China's leading search engine provider posted mixed quarterly results after Tuesday's market close. Expectations weren't high for Baidu (NASDAQ:BIDU) heading into this week's financial update. The stock actually hit another 52-week low on Tuesday. The bar was set, and that bar was set low.
Baidu's third quarter did live up to its earlier revenue guidance. Profits continue to grow even faster than revenue, another welcome trend. However, Baidu is eyeing decelerating growth in the fourth quarter, and that's never a good look. Investors weren't holding out for a perfect report. Baidu stock closing on Tuesday 35% below its springtime high has a funny way of nipping optimism in the bud. Throw in the heightened risks of buying into Chinese growth stocks these days, and Baidu's mixed showing -- solid looking back and hesitant looking forward -- is apparently the balanced performance that makes sense with where the stock is now.
Into the mix
Revenue rose 27% to hit the U.S. equivalent of $4.11 billion, roughly the midpoint of the 23% to 30% growth that it was targeting three months ago. Baidu's bread-and-butter online advertising business continues to lead the way. Online marketing revenue rose 18% to $3.27 billion, accounting for nearly 80% of the revenue mix. A 7% uptick in active online marketing customers and a 12% surge in spending per customer helped deliver another period of double-digit percentage growth, and don't sleep on the significance of the latter of those two metrics. Revenue per online marketing customer rising a hearty 12% validates the platform. You'll know Baidu is falling out of favor with consumers and advertisers the moment that marketers aren't leaning on the platform with the same voraciousness as before.

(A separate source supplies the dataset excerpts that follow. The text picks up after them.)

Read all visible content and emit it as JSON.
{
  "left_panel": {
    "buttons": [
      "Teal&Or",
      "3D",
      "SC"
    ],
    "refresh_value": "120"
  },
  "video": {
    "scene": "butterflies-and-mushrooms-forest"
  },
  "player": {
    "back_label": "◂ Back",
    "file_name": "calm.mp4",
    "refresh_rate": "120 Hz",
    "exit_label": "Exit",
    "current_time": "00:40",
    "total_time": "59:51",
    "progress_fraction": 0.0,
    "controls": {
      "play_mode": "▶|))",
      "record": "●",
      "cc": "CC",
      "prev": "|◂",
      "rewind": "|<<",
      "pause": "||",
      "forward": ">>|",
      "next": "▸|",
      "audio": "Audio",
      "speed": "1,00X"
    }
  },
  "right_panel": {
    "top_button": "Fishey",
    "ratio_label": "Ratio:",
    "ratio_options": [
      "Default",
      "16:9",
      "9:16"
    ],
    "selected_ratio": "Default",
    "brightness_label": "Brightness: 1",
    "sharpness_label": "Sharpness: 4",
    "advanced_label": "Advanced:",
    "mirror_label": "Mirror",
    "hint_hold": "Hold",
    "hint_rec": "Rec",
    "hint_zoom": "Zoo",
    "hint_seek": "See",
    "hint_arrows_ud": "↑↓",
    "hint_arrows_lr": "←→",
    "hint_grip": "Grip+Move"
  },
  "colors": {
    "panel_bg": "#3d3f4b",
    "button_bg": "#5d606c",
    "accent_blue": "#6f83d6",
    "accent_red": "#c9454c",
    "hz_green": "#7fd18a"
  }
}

If a segment accounting for nearly four-fifths of Baidu's total revenue is growing at an 18% clip, that naturally means that the other 20% is growing even faster. Other revenues at Baidu soared 80% during the period, led primarily by the booming popularity of premium iQiyi (NASDAQ:IQ) memberships and its other growth initiatives. Baidu spun off iQiyi earlier this year, but its remaining stake in the video streaming platform continues to be a driver in padding overall growth.
The bottom line cleaned up even nicer. One-time gains on divestitures padded net income, but even without that infusion, adjusted earnings soared 47% to land on $2.77 a share. Baidu doesn't offer bottom-line guidance, but once again, Baidu landed well ahead of where analysts were parked.
Looking out to the current quarter, Baidu sees 15% to 20% top-line growth. Selling off secondary businesses over the past year is weighing on growth, but even adjusted for those asset sales would see top-line growth slow to between 20% and 26%.
Baidu continues to be a money machine. It closed out the third quarter with $15.22 billion in cash and short-term investments. It has spent nearly $500 million on buybacks since June, which may not seem all that smart with the stock continuing to hit new lows this week but may be something that investors will be grateful for if the stock eventually bounces back.